Ja, wie es sich gehört, ist die VX Revolution mit meiner vorletzten Cyberpor-Bestellung angekommen und nun schon zwei Monate „Inventar meiner rechten Hand“. (Wäre ich Linkshänder, würde es leider sehr schlecht für mich aussehen, denn die Maus ist nur für die rechte Hand geeignet!) Tagtäglich zirka vier bis sechs Stunden im Einsatz, wundert es mich beinahe, dass die teflonbeschichteten Gleitfüße nicht schon abgebrannt sind. So komme ich gleich zur wichtigsten Eigenschaft einer Maus: Wie lässt sie sich führen? Hierzu kann ich sagen: butterweich. Ich benutze meine VX zusammen mit einem Razer Pro Pad (nur zu empfehlen) – die Beiden harmonieren einfach perfekt miteinander.
Ein weiterer Punkt wäre die Harmonie zwischen Betriebssystem und HID (Human Interface Device). Auch hier kann die VX überzeugen: Das mitgelieferte Logitech Control Center funktioniert einwandfrei (zumindest unter OS X, denke aber, auch unter Windows – die Software ist übrigens auch schon für Vista erhältlich) und ist recht leicht zu konfigurieren. Für alle, die sich mit dem LCC nicht anfreunden können, kann ich nur empfehlen, auf mactechnews.de reinzuschauen und sich mit eventuellen Control-Center-Fragen an „sonorman“ zu wenden (er nutzt eine alternative Software für seine Mäuse), der im Übrigen bereits den großen Bruder, die MX Revolution, in der Mac-Rewind getestet hat. Von meiner Seite hatte „sonorman“ aber nichts zu befürchten, da mir die Logitech-Software funktionstechnisch absolut genügt.

Nun aber weiter zu den Funktionen im Einzelnen. – Logitech prahlt auf der Website mit „besonders schnellem Bildlauf“, „OneTouch-Suche“, „hochauflösendem Zoom“, einer „leistungsstarken Laserabtastung“, dem zum Kommunizieren nötigen, „verstaubaren Mikro-Adapter“ und einem „ergonomischen Design“. Allerdings ist auch hier nicht alles Gold, was glänzt! Der Bildlauf, der über das MicroGear-Präzisionstastenrad gesteuert wird, ist anfangs doch sehr gewöhnungsbedürftig (kann aber über einen Schalter an der Unterseite eingestellt werden), man gewöhnt sich aber nach einigen Tagen Nutzung daran und möchte nicht mehr darauf verzichten.

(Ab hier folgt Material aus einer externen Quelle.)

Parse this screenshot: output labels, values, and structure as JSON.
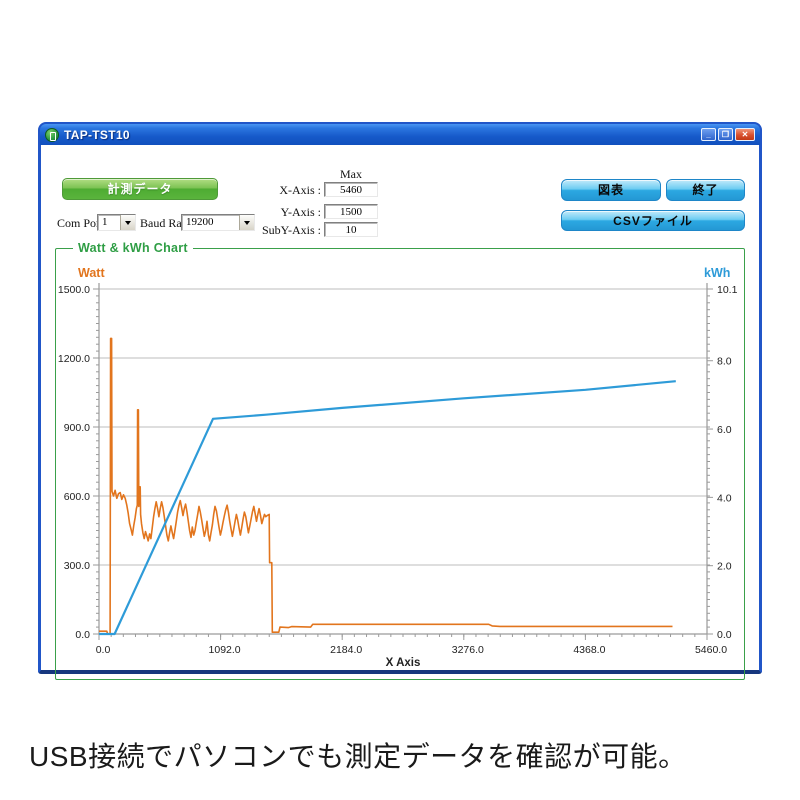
{
  "window": {
    "title": "TAP-TST10",
    "controls": {
      "minimize": "_",
      "maximize": "❐",
      "close": "✕"
    }
  },
  "toolbar": {
    "measure_label": "計測データ",
    "chart_label": "図表",
    "exit_label": "終了",
    "csv_label": "CSVファイル"
  },
  "settings": {
    "com_port_label": "Com Port",
    "com_port_value": "1",
    "baud_rate_label": "Baud Rate",
    "baud_rate_value": "19200",
    "max_label": "Max",
    "rows": [
      {
        "label": "X-Axis :",
        "value": "5460"
      },
      {
        "label": "Y-Axis :",
        "value": "1500"
      },
      {
        "label": "SubY-Axis :",
        "value": "10"
      }
    ]
  },
  "caption": {
    "text": "USB接続でパソコンでも測定データを確認が可能。"
  },
  "chart_data": {
    "type": "line",
    "title": "Watt & kWh Chart",
    "xlabel": "X Axis",
    "x_max": 5460,
    "x_ticks": [
      "0.0",
      "1092.0",
      "2184.0",
      "3276.0",
      "4368.0",
      "5460.0"
    ],
    "x_minor_step": 109.2,
    "grid_values": [
      300,
      600,
      900,
      1200,
      1500
    ],
    "left_axis": {
      "label": "Watt",
      "color": "#E2751D",
      "max": 1500,
      "ticks": [
        "0.0",
        "300.0",
        "600.0",
        "900.0",
        "1200.0",
        "1500.0"
      ],
      "minor_step": 30
    },
    "right_axis": {
      "label": "kWh",
      "color": "#2E9BD8",
      "max": 10.1,
      "ticks": [
        "0.0",
        "2.0",
        "4.0",
        "6.0",
        "8.0",
        "10.1"
      ],
      "minor_step": 0.202
    },
    "grid_color": "#BDBDBD",
    "axis_color": "#9A9A9A",
    "series": [
      {
        "name": "Watt",
        "axis": "left",
        "color": "#E2751D",
        "points": [
          [
            0,
            12
          ],
          [
            70,
            12
          ],
          [
            78,
            0
          ],
          [
            100,
            0
          ],
          [
            104,
            1285
          ],
          [
            113,
            1285
          ],
          [
            117,
            620
          ],
          [
            130,
            600
          ],
          [
            145,
            625
          ],
          [
            160,
            590
          ],
          [
            175,
            610
          ],
          [
            190,
            615
          ],
          [
            205,
            585
          ],
          [
            220,
            605
          ],
          [
            235,
            590
          ],
          [
            250,
            560
          ],
          [
            262,
            525
          ],
          [
            275,
            480
          ],
          [
            288,
            455
          ],
          [
            300,
            430
          ],
          [
            312,
            470
          ],
          [
            324,
            505
          ],
          [
            336,
            545
          ],
          [
            344,
            560
          ],
          [
            347,
            975
          ],
          [
            354,
            975
          ],
          [
            357,
            555
          ],
          [
            363,
            640
          ],
          [
            370,
            640
          ],
          [
            374,
            520
          ],
          [
            382,
            480
          ],
          [
            394,
            440
          ],
          [
            406,
            415
          ],
          [
            418,
            445
          ],
          [
            430,
            425
          ],
          [
            442,
            405
          ],
          [
            454,
            435
          ],
          [
            466,
            415
          ],
          [
            478,
            460
          ],
          [
            490,
            510
          ],
          [
            502,
            545
          ],
          [
            514,
            575
          ],
          [
            526,
            545
          ],
          [
            538,
            510
          ],
          [
            550,
            545
          ],
          [
            562,
            575
          ],
          [
            574,
            550
          ],
          [
            586,
            510
          ],
          [
            598,
            470
          ],
          [
            610,
            430
          ],
          [
            622,
            405
          ],
          [
            634,
            440
          ],
          [
            646,
            470
          ],
          [
            658,
            440
          ],
          [
            670,
            415
          ],
          [
            682,
            450
          ],
          [
            694,
            490
          ],
          [
            706,
            530
          ],
          [
            718,
            560
          ],
          [
            730,
            580
          ],
          [
            742,
            550
          ],
          [
            754,
            515
          ],
          [
            766,
            545
          ],
          [
            778,
            565
          ],
          [
            790,
            530
          ],
          [
            802,
            490
          ],
          [
            814,
            450
          ],
          [
            826,
            420
          ],
          [
            838,
            465
          ],
          [
            850,
            430
          ],
          [
            862,
            450
          ],
          [
            874,
            485
          ],
          [
            886,
            520
          ],
          [
            898,
            555
          ],
          [
            910,
            530
          ],
          [
            922,
            495
          ],
          [
            934,
            460
          ],
          [
            946,
            425
          ],
          [
            958,
            450
          ],
          [
            970,
            490
          ],
          [
            982,
            430
          ],
          [
            994,
            405
          ],
          [
            1006,
            440
          ],
          [
            1018,
            475
          ],
          [
            1030,
            520
          ],
          [
            1042,
            555
          ],
          [
            1054,
            535
          ],
          [
            1066,
            500
          ],
          [
            1078,
            465
          ],
          [
            1090,
            430
          ],
          [
            1102,
            455
          ],
          [
            1114,
            485
          ],
          [
            1126,
            515
          ],
          [
            1138,
            540
          ],
          [
            1150,
            560
          ],
          [
            1162,
            530
          ],
          [
            1174,
            490
          ],
          [
            1186,
            455
          ],
          [
            1198,
            425
          ],
          [
            1210,
            455
          ],
          [
            1222,
            490
          ],
          [
            1234,
            520
          ],
          [
            1246,
            495
          ],
          [
            1258,
            460
          ],
          [
            1270,
            430
          ],
          [
            1282,
            465
          ],
          [
            1294,
            500
          ],
          [
            1306,
            530
          ],
          [
            1318,
            510
          ],
          [
            1330,
            475
          ],
          [
            1342,
            440
          ],
          [
            1354,
            470
          ],
          [
            1366,
            500
          ],
          [
            1378,
            530
          ],
          [
            1390,
            555
          ],
          [
            1402,
            525
          ],
          [
            1414,
            490
          ],
          [
            1426,
            520
          ],
          [
            1438,
            545
          ],
          [
            1450,
            515
          ],
          [
            1462,
            480
          ],
          [
            1474,
            500
          ],
          [
            1486,
            520
          ],
          [
            1498,
            510
          ],
          [
            1510,
            515
          ],
          [
            1528,
            520
          ],
          [
            1532,
            310
          ],
          [
            1552,
            310
          ],
          [
            1556,
            8
          ],
          [
            1615,
            8
          ],
          [
            1625,
            30
          ],
          [
            1700,
            28
          ],
          [
            1730,
            32
          ],
          [
            1900,
            30
          ],
          [
            1920,
            42
          ],
          [
            2100,
            42
          ],
          [
            2600,
            42
          ],
          [
            3100,
            42
          ],
          [
            3500,
            42
          ],
          [
            3530,
            35
          ],
          [
            3600,
            33
          ],
          [
            4000,
            33
          ],
          [
            4500,
            33
          ],
          [
            5000,
            33
          ],
          [
            5150,
            33
          ]
        ]
      },
      {
        "name": "kWh",
        "axis": "right",
        "color": "#2E9BD8",
        "points": [
          [
            0,
            0
          ],
          [
            140,
            0
          ],
          [
            1024,
            6.3
          ],
          [
            1500,
            6.42
          ],
          [
            2184,
            6.62
          ],
          [
            3276,
            6.9
          ],
          [
            4368,
            7.15
          ],
          [
            5180,
            7.4
          ]
        ]
      }
    ]
  }
}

Die Suchfunktion kann mich aber bis jetzt nicht wirklich überzeugen, da die Suche selbst mit Spotlight noch sehr lange dauert (kann sich aber mit 10.5 Leopard ändern). Vielmehr haben es mir die beiden rechtsseitigen Zusatztasten der Maus angetan: Leicht erreichbar kann man hier sogenannte „Makrofunktionen“ definieren. Unter Makrofunktionen versteht man beispielsweise eine Tastenfolge, die durch drücken einer Seitentaste abgespielt werden kann. So habe ich auf die beiden Tasten Expose und den Program-Switcher gelegt. Sehr komfortabel.

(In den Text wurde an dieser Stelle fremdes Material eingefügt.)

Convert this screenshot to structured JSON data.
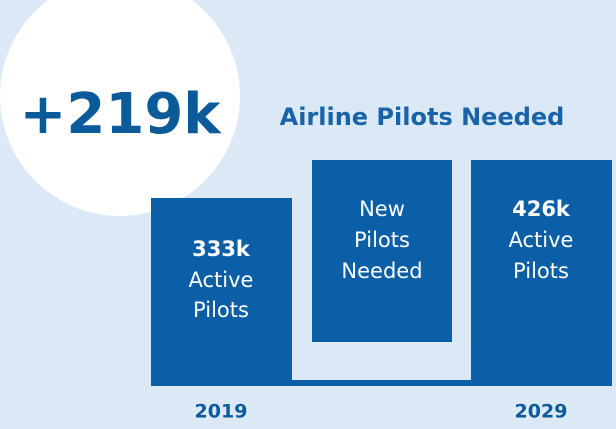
{
  "headline": "+219k",
  "title": "Airline Pilots Needed",
  "blocks": [
    {
      "value": "333k",
      "lines": [
        "Active",
        "Pilots"
      ],
      "year": "2019"
    },
    {
      "lines": [
        "New",
        "Pilots",
        "Needed"
      ]
    },
    {
      "value": "426k",
      "lines": [
        "Active",
        "Pilots"
      ],
      "year": "2029"
    }
  ]
}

Am „hochauflösenden Zoom“ gibt es allerdings einiges zu bemängeln. Wenn es sich um einen Text auf einer Internetseite handelt, ist die Welt noch in Ordnung, sollte man aber auf die Idee kommen und ein Bild vergrößern wollen, so wird man bitter enttäuscht. Nicht, dass versucht wird, das Bild pixelig, aber groß darzustellen, nein, es tut sich rein gar nichts. Hier hätte man doch beispielsweise zumindest unter Mac OS die „CTRL + Scroll“-Funktion als automatische Extrafunktion einsetzen können. In Photoshop oder in der Vorschau sieht es schon wieder anders aus. Hier wird das Einzoomen schon programmseitig unterstützt und die Zoom-Tasten bekommen für Grafiker erst ihren Sinn.

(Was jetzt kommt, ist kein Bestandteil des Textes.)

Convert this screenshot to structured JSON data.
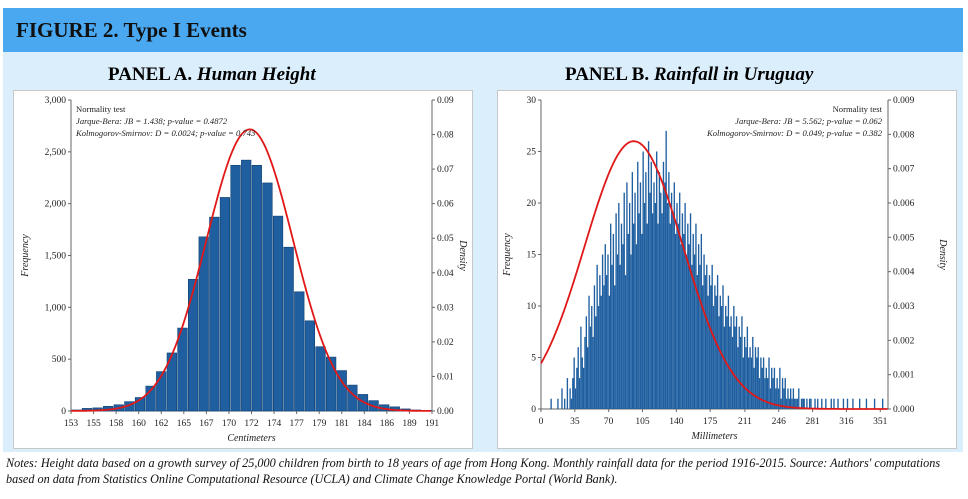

Am Laser-Sensor gibt es nichts zu kritisieren. Er eignet sich hervorragend für präzises Arbeiten und „dreht“ auch nicht, wie bei manchen optischen Mäusen, „durch“. Der Mikro-Adapter ist allerdings eine zweischneidige Klinge: Einerseits kann er wunderbar in der Maus in einem durch eine Klappe verdeckten Schacht für unterwegs verstaut werden, andererseits ist es aber ärgerlich, dass die Maus überhaupt einen solchen Adapter benötigt, wo es doch schon anders von der Mighty Mouse mit ihrer Bluetooth-Übertragung vorgemacht wird. Bluetooth wäre jedenfalls deutlich zeitgemäßer.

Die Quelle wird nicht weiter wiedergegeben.